Bolivia racial composition
| Race | Number | Percentage |
|---|---|---|
| White (non-Hispanic) | 139 | 93.29% |
| Native American | 1 | 0.67% |
| Other/Mixed | 5 | 3.36% |
| Hispanic or Latino | 4 | 2.68% |

As of the 2020 United States census, there were 149 people, 71 households, and 54 families residing in the town.

===2000 census===
As of the census of 2000, there were 148 people, 58 households, and 45 families residing in the town. The population density was 224.7 PD/sqmi. There were 77 housing units at an average density of 116.9 /mi2. The racial makeup of the town was 96.62% White, 1.35% African American, 1.35% Native American, and 0.68% from two or more races.

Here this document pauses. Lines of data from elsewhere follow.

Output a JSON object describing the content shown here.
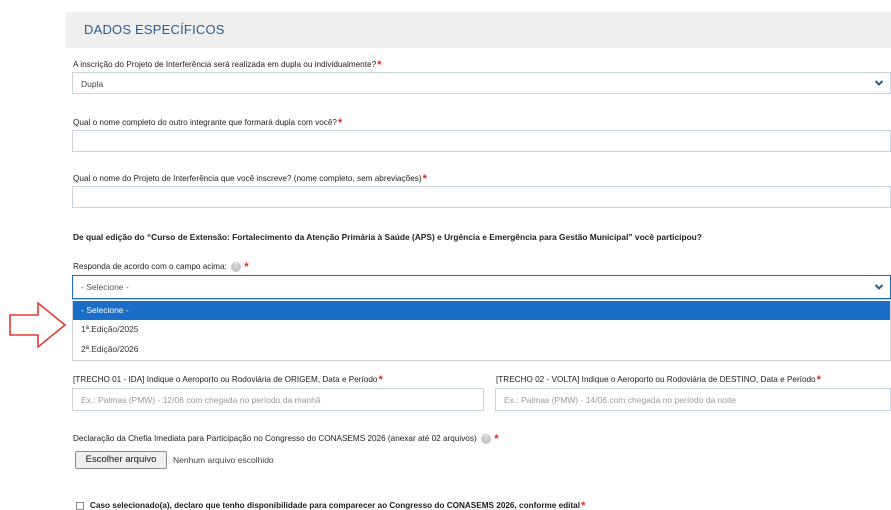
{
  "header": {
    "title": "DADOS ESPECÍFICOS"
  },
  "q1": {
    "label": "A inscrição do Projeto de Interferência será realizada em dupla ou individualmente?",
    "value": "Dupla"
  },
  "q2": {
    "label": "Qual o nome completo do outro integrante que formará dupla com você?",
    "value": ""
  },
  "q3": {
    "label": "Qual o nome do Projeto de Interferência que você inscreve? (nome completo, sem abreviações)",
    "value": ""
  },
  "q4": {
    "question": "De qual edição do “Curso de Extensão: Fortalecimento da Atenção Primária à Saúde (APS) e Urgência e Emergência para Gestão Municipal” você participou?",
    "label": "Responda de acordo com o campo acima:",
    "value": "- Selecione -",
    "options": [
      "- Selecione -",
      "1ª.Edição/2025",
      "2ª.Edição/2026"
    ]
  },
  "trecho1": {
    "label": "[TRECHO 01 - IDA] Indique o Aeroporto ou Rodoviária de ORIGEM, Data e Período",
    "placeholder": "Ex.: Palmas (PMW) - 12/06 com chegada no período da manhã"
  },
  "trecho2": {
    "label": "[TRECHO 02 - VOLTA] Indique o Aeroporto ou Rodoviária de DESTINO, Data e Período",
    "placeholder": "Ex.: Palmas (PMW) - 14/06 com chegada no período da noite"
  },
  "upload": {
    "label": "Declaração da Chefia Imediata para Participação no Congresso do CONASEMS 2026 (anexar até 02 arquivos)",
    "button": "Escolher arquivo",
    "status": "Nenhum arquivo escolhido"
  },
  "agree": {
    "label": "Caso selecionado(a), declaro que tenho disponibilidade para comparecer ao Congresso do CONASEMS 2026, conforme edital"
  },
  "required_mark": "*",
  "help_mark": "?",
  "colors": {
    "accent": "#1a6ec7",
    "title": "#2b5c8a",
    "required": "#e0251b",
    "arrow": "#e53935"
  }
}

There were 58 households, out of which 31.0% had children under the age of 18 living with them, 55.2% were married couples living together, 17.2% had a female householder with no husband present, and 22.4% were non-families. 19.0% of all households were made up of individuals, and 15.5% had someone living alone who was 65 years of age or older. The average household size was 2.55 and the average family size was 2.84.

In the town, the population was spread out, with 25.7% under the age of 18, 5.4% from 18 to 24, 26.4% from 25 to 44, 20.9% from 45 to 64, and 21.6% who were 65 years of age or older. The median age was 38 years. For every 100 females, there were 76.2 males. For every 100 females age 18 and over, there were 74.6 males.

The median income for a household in the town was $33,125, and the median income for a family was $35,625. Males had a median income of $26,250 versus $20,000 for females. The per capita income for the town was $12,973. There were 7.3% of families and 13.5% of the population living below the poverty line, including 12.9% of under eighteens and none of those over 64.